On no account should there be another referendum, a People’s Vote, or any plebiscite called by any other name you care to call it. Have done with referendums forever from here on, until and unless their use is carefully prescribed in law. They are nothing to do with the British way of government.
 
It is not that it is hard to discover the ‘will of the people’: there is no such thing as ‘the will of the people’. And even if there were, 'the people' do not pass laws or run a country. If we have not learned that at least, everything has indeed been in vain.
 
Meanwhile we seem to be looking at a fair chunk of the rest of our lives. A sort of Twenty First Century Thirty Years War.
 
We live and learn or are nothing.

Sunday, January 27, 2019

Is a referendum 'real' democracy, like people say?


No government, it may confidently be said, would hold a referendum it expected to lose.

And, of course, that is how referendums have been used historically and up to the present: as instruments of the executive. Napoleon III of France - sometimes seen as the originator of this style of 'democracy'  - used them to get his way, Mussolini and Hitler to get theirs.

So the first point to grasp about the Brexit referendum is that British prime minister David Cameron lost it. It happens sometimes. It happened, for instance, in February 2000 when Zimbabwean President Robert Mugabe's referendum produced a No for his new constitution. 'The people's decision' did not suit the autocratic President Mugabe, who ignored it and seized the farms anyway.

However, Cameron's failure and the ensuing calamity are of a different kind altogether, as not only democratic Britain but Europe and the wider world now bear witness. Why has it gone so wrong? Referendums are democracy in action, the people getting the chance to express their will directly. That is proper democracy. Isn't it?

In fact, democracy in practice means representative democracy, not direct democracy, a popular term for a form that does not exist and is never defined or critically examined beyond claims for it being 'real' or 'true' democracy. Like they had in Ancient Greece.

But what institutions can direct democracy draw on today?

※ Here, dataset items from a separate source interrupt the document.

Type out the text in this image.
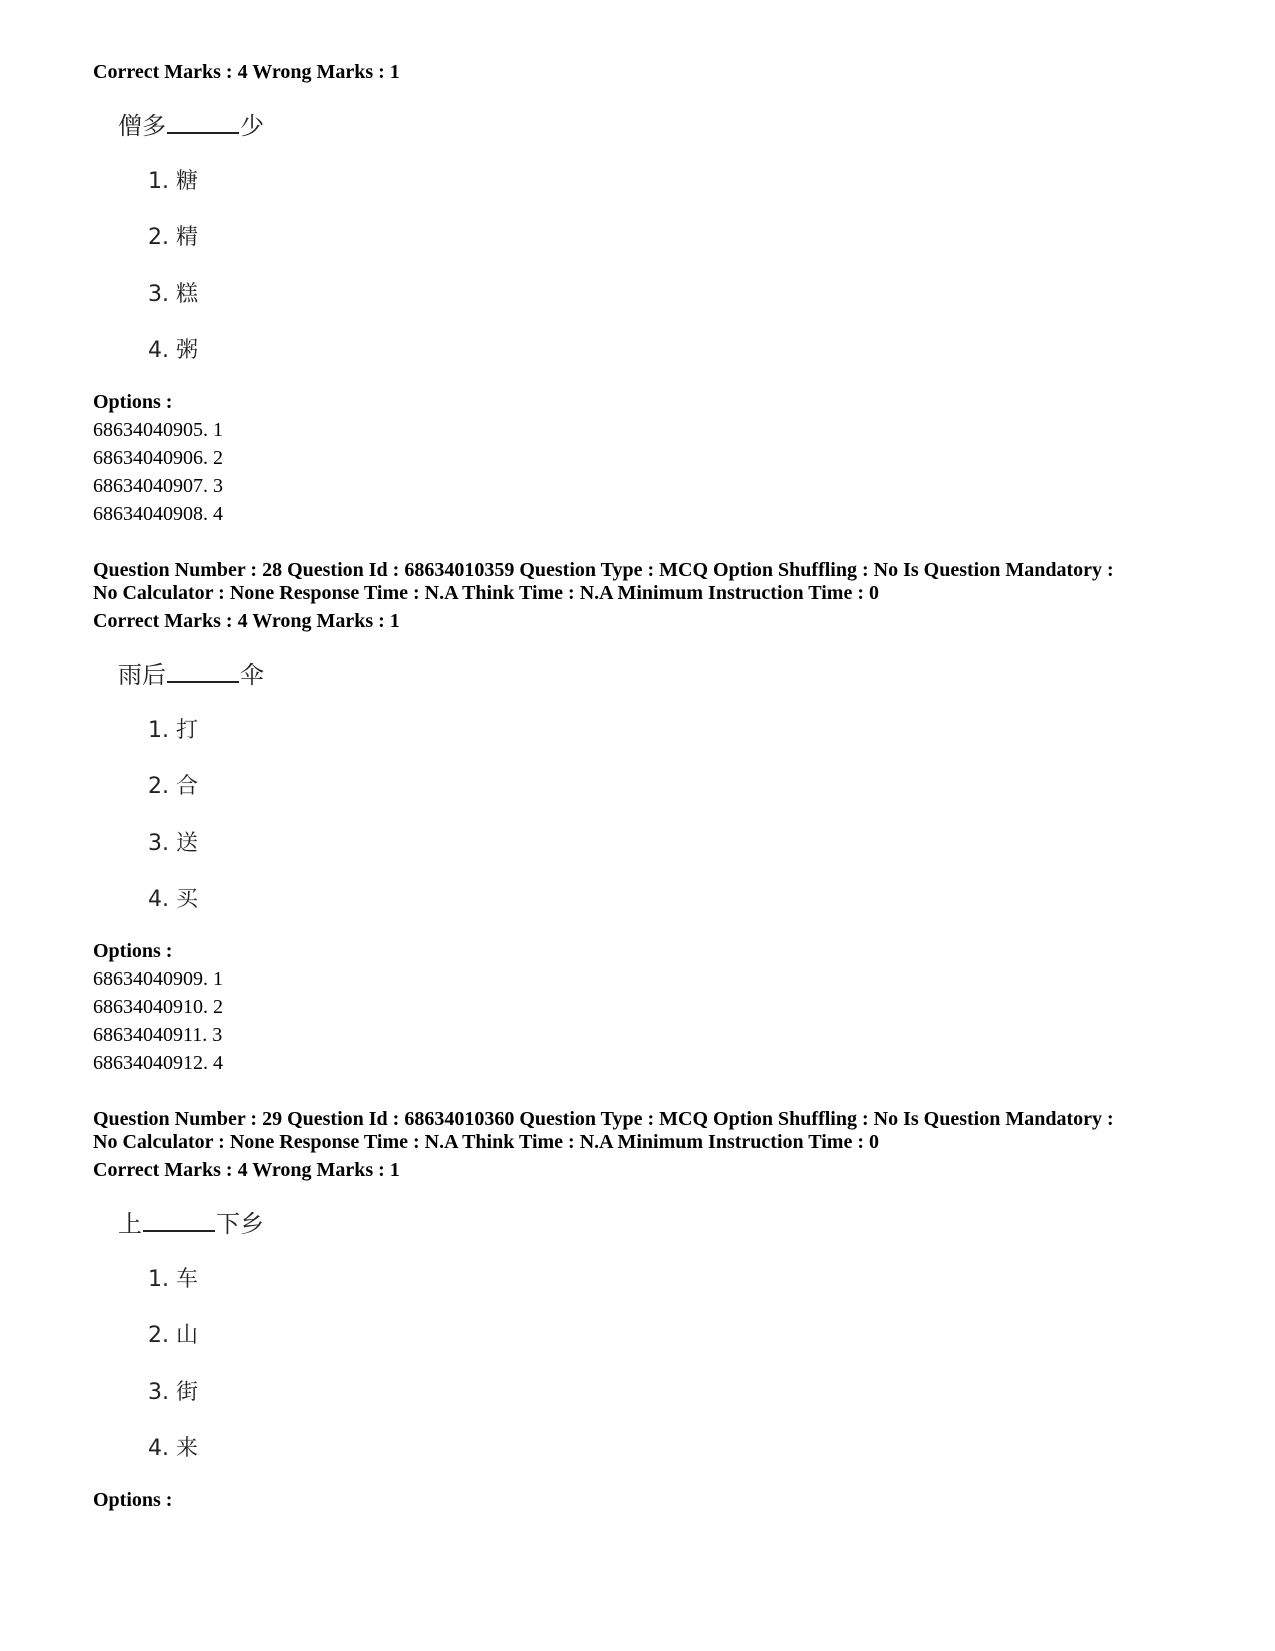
Correct Marks : 4 Wrong Marks : 1
僧多	少
1. 糖
2. 精
3. 糕
4. 粥
Options :
68634040905. 1
68634040906. 2
68634040907. 3
68634040908. 4
Question Number : 28 Question Id : 68634010359 Question Type : MCQ Option Shuffling : No Is Question Mandatory :
No Calculator : None Response Time : N.A Think Time : N.A Minimum Instruction Time : 0
Correct Marks : 4 Wrong Marks : 1
雨后	伞
1. 打
2. 合
3. 送
4. 买
Options :
68634040909. 1
68634040910. 2
68634040911. 3
68634040912. 4
Question Number : 29 Question Id : 68634010360 Question Type : MCQ Option Shuffling : No Is Question Mandatory :
No Calculator : None Response Time : N.A Think Time : N.A Minimum Instruction Time : 0
Correct Marks : 4 Wrong Marks : 1
上	下乡
1. 车
2. 山
3. 街
4. 来
Options :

Referendums on everything? If referendums are not held on everything, who would select what they are held on?

Workers councils or soviets? Demands by petitions, demonstrations, street marches? These are democratic already and, in any event, must still be organised by some leader, party or committee acting as executive on behalf of others. By representatives. 

Underneath it all, 'the will of the people', the idea on which direct democracy relies, is a deception. It is a metaphysical concept impossible to prove or disprove and open to co-option by any interest rich enough to push a facile message across broadcast, press and social media. Social media have not only liberated people and opinion. They have recruited them more effectively than ever.

What we are really talking about when we speak of the will of the people is the current majority for or against something. And we forget majorities change over time. There was a time when the majority was against votes for women. Before that, it was for votes for propertied men. There was a time the majority favoured laws criminalising gays. We are living through that changing right now.

The populists' reply to these objections is essentially rhetorical: an entrenched elite are accused of having contempt for 'the people', of pursuing their own agenda and power through institutions that are broken and media that have been bought. Populists love to say the elite treat ordinary people as stupid.

It's a familiar get out, skipping the question of how direct democracy would or could work institutionally to improve on representative democracy. It's the standby of the left and right in suggesting there's an easy solution to everything, without ever saying what it is.

Today we seem content to leave it there, not to address the obvious objection that if the present 'elite' were replaced it could only be by another one - not to question what that new elite represents and whether its values are democratic at all.

Such contradictions reflect the political divisions of our time rather than contribute to an understanding of how human government does or could work for a better future for all.